Having created these 60 million extra deaths at their own sweet will out of nothing, the authors then proceed to allocate them over the years 1953 to 1964, arbitrarily attributing a higher portion to the great leap years in particular. The arbitrariness is clear from the variation in their own manipulations of the figures. Coale’s allocation raises his peak death rate in 1960 to 38.8 per thousand while Banister is bolder and raises it to 44.6 compared to the official 25.4 for that year, and 30 million ‘famine deaths’ are claimed over the Great Leap years after all this smart legerdemain. Having violated every tenet of reason, these ‘academics’ may as well have allocated all their imaginary deaths to the Great Leap years and claimed that 60 million died — why hang themselves only for a lamb rather than for a sheep! Seldom have we seen basic norms of academic probity and honesty being more blatantly violated, than in this travesty of statistical ‘estimates.’ And seldom have noted intellectuals, who might have been expected to show more common sense, shown instead more credulous naïveté and irresponsibility, by accepting without investigation and propagating such nonsensical ‘estimates,’ giving them the status of historical fact. In the process, they have libelled and continue to libel Mao Zedong, a great patriot and revolutionary. They have unwittingly confirmed the principle attributed to Goebbels — that a lie has to be a really big lie and be endlessly repeated; then it is bound to be believed.
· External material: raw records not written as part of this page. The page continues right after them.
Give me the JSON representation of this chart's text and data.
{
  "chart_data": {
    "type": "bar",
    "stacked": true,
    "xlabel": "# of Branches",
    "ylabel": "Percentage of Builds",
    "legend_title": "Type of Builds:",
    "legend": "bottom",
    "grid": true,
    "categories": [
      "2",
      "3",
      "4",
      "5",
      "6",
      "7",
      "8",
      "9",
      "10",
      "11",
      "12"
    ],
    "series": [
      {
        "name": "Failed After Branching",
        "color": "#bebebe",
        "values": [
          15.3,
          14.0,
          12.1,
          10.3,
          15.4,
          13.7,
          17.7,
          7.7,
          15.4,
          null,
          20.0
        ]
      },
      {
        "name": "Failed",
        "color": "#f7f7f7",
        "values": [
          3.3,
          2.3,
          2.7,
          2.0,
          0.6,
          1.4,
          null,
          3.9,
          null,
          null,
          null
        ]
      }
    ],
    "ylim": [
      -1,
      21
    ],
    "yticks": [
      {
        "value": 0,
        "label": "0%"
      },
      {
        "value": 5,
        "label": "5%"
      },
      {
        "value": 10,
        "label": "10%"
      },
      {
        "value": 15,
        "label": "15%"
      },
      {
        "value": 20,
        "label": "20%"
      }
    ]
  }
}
Thirty million or three crores is not a small figure. When one million people died in Britain’s colony, Ireland, in 1846-47, the world knew about it. When three million people died in the 1943-44 Bengal famine, the fact that a famine occurred was known. Yet 30 million people are supposed to have died in China without anyone knowing at that time that a famine took place. The reason no one knew about it is simple, for a massive famine did not take place at all. The intellectuals who quote the massive famine deaths figure of 30 million today are no doubt outstandingly clever in the small, im kleinen, but are proving themselves to be rather foolish im grossen, in the large. A person has to be very foolhardy indeed to say that 30 million people died in a famine without anyone including the foreign diplomats in China and the China-watchers abroad having the slightest inkling of it. And those who credulously believe this claim and uncritically repeat it show an even greater folly than the originators of the claim.